Originally Posted by science_man_88

Quote:

if i interpret you correctly yes and hence if we can turn the patterns of f(p) towards 4(4n+1)+1 which this sequence seems to follow we can weed out the ones that can't be prime leaving the only ones that are prime and hence by counting the index into this sequence(better than using the numbers themselves) we can assuming a(0) gives you 2^3-1 show (2*index+3) is a exponent that will have to give a Mersenne prime.

So you have an array of numbers: 7, 7 + 24, 7 + 24*2, .... You then remove multiples of p + c, multiples of 2p + c, multiples of 3p + c, ... up to Lp + c? Something like that? (This assumes that the thing from which you will "weed out the ones that can't be prime" is the sequence 24m + 7, and that the range for x starts at 1 and ends at L.)
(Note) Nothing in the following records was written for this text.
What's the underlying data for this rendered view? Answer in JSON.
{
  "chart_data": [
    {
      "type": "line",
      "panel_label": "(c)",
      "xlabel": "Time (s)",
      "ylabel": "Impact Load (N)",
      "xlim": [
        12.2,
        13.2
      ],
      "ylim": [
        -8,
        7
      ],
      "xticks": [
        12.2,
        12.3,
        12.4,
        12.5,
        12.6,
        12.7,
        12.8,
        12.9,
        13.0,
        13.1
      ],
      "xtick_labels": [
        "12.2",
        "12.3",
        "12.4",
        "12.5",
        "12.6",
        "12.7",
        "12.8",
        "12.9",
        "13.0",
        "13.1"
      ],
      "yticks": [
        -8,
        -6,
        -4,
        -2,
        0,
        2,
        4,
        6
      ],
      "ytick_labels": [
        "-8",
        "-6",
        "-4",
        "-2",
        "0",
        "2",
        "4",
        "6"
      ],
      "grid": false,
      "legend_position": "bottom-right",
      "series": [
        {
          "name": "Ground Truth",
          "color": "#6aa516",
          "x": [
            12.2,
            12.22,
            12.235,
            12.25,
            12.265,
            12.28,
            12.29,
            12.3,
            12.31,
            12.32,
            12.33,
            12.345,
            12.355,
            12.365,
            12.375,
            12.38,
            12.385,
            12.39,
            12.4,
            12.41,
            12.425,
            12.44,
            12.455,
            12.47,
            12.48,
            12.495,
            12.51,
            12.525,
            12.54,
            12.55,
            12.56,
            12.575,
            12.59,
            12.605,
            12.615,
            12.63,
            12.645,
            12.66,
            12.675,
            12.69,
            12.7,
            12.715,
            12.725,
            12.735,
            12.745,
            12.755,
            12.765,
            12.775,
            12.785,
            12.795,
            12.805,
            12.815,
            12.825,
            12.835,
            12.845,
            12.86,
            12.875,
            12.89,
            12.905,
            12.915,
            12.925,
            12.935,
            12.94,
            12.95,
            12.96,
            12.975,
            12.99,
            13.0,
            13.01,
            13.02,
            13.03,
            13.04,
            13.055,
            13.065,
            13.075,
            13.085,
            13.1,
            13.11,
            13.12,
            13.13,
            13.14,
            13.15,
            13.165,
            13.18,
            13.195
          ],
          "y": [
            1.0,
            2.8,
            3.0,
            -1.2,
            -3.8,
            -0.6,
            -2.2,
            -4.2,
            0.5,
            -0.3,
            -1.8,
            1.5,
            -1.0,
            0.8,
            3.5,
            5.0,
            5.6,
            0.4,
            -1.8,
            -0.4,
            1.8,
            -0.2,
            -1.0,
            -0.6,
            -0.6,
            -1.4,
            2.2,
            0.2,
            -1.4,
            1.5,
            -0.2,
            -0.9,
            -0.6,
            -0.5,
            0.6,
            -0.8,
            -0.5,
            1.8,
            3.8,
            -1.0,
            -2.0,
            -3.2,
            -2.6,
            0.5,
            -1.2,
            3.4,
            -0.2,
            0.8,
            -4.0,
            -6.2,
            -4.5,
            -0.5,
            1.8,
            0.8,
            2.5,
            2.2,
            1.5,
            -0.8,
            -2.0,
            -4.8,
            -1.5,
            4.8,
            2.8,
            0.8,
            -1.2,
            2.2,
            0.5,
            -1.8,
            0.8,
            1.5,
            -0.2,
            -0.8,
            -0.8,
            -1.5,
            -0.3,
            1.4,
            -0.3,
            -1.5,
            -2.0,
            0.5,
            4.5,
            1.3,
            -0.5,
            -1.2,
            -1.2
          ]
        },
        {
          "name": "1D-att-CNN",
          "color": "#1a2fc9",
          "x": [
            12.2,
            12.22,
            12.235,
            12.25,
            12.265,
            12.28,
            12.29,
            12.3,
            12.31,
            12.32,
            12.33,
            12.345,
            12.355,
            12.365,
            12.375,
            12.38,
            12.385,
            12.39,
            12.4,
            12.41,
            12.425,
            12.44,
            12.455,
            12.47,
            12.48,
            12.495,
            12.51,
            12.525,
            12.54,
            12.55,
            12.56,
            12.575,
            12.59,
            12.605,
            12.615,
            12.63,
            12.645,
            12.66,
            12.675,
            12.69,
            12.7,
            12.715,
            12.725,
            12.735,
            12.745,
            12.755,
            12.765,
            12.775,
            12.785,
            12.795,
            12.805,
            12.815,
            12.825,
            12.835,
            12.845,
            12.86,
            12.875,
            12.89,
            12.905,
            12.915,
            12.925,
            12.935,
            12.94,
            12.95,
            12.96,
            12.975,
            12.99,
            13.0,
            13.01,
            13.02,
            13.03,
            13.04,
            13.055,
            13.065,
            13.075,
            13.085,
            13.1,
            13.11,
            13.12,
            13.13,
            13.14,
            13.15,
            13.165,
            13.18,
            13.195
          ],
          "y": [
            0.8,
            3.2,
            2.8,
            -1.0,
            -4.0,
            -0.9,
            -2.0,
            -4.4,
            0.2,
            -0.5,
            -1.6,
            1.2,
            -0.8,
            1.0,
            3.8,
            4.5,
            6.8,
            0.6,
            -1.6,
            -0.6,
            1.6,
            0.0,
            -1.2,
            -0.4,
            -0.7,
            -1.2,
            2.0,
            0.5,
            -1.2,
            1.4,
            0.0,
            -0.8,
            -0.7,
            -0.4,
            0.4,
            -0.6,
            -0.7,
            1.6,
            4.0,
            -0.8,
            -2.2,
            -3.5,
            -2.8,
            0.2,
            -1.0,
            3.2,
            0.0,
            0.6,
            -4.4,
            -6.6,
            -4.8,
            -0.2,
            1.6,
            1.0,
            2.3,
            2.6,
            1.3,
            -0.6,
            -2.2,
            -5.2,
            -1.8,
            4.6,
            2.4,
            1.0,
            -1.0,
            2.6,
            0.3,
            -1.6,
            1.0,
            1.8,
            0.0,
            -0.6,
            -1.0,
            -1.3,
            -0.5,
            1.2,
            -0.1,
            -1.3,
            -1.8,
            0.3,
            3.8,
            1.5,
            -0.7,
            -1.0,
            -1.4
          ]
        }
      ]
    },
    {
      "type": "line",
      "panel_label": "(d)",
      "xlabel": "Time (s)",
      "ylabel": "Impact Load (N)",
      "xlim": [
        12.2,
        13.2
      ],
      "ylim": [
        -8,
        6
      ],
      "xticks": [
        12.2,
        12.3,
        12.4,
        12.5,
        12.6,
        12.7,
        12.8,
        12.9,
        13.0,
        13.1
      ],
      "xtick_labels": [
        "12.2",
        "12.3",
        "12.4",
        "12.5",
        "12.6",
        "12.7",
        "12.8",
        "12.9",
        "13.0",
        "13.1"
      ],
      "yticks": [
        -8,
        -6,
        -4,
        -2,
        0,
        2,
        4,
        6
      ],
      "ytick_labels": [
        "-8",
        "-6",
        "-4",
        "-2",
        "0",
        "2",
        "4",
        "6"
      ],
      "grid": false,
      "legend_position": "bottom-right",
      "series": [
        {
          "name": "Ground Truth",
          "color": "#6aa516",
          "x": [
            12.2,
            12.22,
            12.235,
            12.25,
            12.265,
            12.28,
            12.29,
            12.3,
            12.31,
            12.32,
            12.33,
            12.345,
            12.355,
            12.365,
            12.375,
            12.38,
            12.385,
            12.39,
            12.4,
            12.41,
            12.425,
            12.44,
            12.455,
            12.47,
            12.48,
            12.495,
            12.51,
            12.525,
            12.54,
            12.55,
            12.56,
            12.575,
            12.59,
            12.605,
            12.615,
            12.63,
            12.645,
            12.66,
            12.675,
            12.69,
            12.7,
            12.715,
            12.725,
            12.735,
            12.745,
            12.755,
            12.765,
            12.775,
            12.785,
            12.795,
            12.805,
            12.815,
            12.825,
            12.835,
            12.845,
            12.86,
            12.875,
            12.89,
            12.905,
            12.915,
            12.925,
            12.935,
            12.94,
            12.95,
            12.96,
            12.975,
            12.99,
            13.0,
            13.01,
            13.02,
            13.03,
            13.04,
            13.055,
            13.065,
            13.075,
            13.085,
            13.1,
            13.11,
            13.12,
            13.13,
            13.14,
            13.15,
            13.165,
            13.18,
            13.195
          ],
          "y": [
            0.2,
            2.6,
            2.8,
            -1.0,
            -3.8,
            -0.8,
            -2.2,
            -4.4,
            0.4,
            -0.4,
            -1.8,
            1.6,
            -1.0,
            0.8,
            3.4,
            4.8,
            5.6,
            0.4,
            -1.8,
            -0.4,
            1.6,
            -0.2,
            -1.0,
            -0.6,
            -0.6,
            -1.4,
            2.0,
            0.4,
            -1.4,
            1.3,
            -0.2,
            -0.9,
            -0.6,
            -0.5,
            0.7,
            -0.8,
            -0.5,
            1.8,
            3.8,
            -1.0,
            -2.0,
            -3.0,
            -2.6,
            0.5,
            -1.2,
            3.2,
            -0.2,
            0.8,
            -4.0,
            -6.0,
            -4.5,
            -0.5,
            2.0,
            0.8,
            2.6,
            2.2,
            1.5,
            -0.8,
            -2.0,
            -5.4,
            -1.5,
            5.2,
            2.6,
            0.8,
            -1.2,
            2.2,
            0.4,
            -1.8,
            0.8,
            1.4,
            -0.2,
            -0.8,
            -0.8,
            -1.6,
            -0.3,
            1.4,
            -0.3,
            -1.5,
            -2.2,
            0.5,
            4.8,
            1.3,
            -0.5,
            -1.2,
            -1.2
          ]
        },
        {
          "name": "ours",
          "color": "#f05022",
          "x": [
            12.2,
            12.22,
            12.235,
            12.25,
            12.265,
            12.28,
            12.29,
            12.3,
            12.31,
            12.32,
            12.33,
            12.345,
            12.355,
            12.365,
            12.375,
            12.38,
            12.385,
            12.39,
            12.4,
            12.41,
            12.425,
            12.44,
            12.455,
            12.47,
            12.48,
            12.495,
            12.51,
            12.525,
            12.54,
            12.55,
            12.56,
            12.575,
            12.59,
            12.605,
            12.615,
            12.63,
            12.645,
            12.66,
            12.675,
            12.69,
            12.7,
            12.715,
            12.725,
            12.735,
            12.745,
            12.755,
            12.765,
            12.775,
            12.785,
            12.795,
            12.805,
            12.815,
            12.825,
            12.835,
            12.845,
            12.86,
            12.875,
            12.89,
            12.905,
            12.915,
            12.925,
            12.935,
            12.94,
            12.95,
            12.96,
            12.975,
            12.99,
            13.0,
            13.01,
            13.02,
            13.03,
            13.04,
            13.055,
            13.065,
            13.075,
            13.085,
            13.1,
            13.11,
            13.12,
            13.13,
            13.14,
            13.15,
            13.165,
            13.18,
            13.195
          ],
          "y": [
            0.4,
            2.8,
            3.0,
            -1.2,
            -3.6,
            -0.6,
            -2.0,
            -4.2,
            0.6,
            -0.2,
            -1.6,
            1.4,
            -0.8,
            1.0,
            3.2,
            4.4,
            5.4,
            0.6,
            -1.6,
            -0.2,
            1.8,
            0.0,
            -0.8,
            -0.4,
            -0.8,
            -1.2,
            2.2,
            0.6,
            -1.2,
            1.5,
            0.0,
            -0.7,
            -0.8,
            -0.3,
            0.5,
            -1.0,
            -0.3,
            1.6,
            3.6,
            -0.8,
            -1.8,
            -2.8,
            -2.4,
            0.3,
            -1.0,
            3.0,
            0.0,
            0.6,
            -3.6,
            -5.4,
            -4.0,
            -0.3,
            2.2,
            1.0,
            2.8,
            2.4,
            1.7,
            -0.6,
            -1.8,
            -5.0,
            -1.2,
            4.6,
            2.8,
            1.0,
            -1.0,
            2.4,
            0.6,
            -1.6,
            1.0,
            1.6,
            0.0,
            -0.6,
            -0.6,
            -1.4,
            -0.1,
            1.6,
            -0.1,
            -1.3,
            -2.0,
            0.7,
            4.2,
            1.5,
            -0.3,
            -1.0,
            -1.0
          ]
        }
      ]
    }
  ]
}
You mention 4(4n+1)+1 = 16n + 5; what does it mean that you're turning the pattern of f(p) toward that?

Where does the sequence (4^n - 1)/3 come into play?

[science_man_88]

Quote:

Originally Posted by CRGreathouse

So you have an array of numbers: 7, 7 + 24, 7 + 24*2, .... You then remove multiples of p + c, multiples of 2p + c, multiples of 3p + c, ... up to Lp + c? Something like that? (This assumes that the thing from which you will "weed out the ones that can't be prime" is the sequence 24m + 7, and that the range for x starts at 1 and ends at L.)

You mention 4(4n+1)+1 = 16n + 5; what does it mean that you're turning the pattern of f(p) toward that?

Where does the sequence (4^n - 1)/3 come into play?

(4^n-1)/3 seems to fit a(n+1)=4*a(n)+1

so 4(4n+1)+1 = 16n+5

turning towards that means telling when they are equal so for example 23 gave 85 with my pattern 85 is in this sequence it now is shown not to hold a Mersenne prime. I'd rather target the index in the sequence though.

you have a sequence p*x+c when this hits a number in the sequence it gets eliminated as a possible m for a 24m+7 Mersenne prime.

and 24(a(n))+7 is a odd Mersenne number.

[CRGreathouse]

So... this may be going out on a limb... but you're suggesting trial-dividing potential Mersenne numbers by numbers of the form (4^n-1)/3?

[science_man_88]

Quote:

Originally Posted by CRGreathouse

So... this may be going out on a limb... but you're suggesting trial-dividing potential Mersenne numbers by numbers of the form (4^n-1)/3?

well using these sequence patterns to eliminate them but essentially yeah but maybe using a pattern in the indexes knocked out.

[CRGreathouse]

Quote:

Originally Posted by science_man_88

well using these sequence patterns to eliminate them but essentially yeah but maybe using a pattern in the indexes knocked out.

OK, so you have a particular prime p for which 2^p - 1 may and may not be a Mersenne prime. You want to use the sequence (4^n-1)/3 in some fashion to eliminate p, that is, to prove that 2^p - 1 is composite.

All I'll need to know is
1. what range of n to use, and
2. how to determine, given (4^n-1)/3, if 2^p - 1 is composite (or unknown).

[3.14159]

Quote:

Originally Posted by science_man_88

well using these sequence patterns to eliminate them but essentially yeah but maybe using a pattern in the indexes knocked out.

That's simply terrible!

Ex: 2^97 - 1 = 158456325028528675187087900671 = 11447 * 13842607235828485645766393.

None of those factors could be (4^n-1)/3 because they don't end in 1 or 5! This cannot be used.

[science_man_88]

Quote:

Originally Posted by 3.14159

That's simply terrible!

Ex: 2^97 - 1 = 158456325028528675187087900671 = 11447 * 13842607235828485645766393.

None of those factors could be (4^n-1)/3 because they don't end in 1 or 5! This cannot be used.

look 24m+7 = odd 2^p-1 starting at 2^3-1. gives all odd exponent Mersenne numbers from 2^3-1 on.

so by determining if m is in the sequence by using the pattern of m derived to be composite using my method we can eliminate all odd composite 2^p-1 of form 24m+7 given a pattern in index elimination we could use this like a sieve of Eratosthenes on the indexes of the sequence given hence only leaving ones that can give primes any sieve of Atkins variant on this would be greatly loved.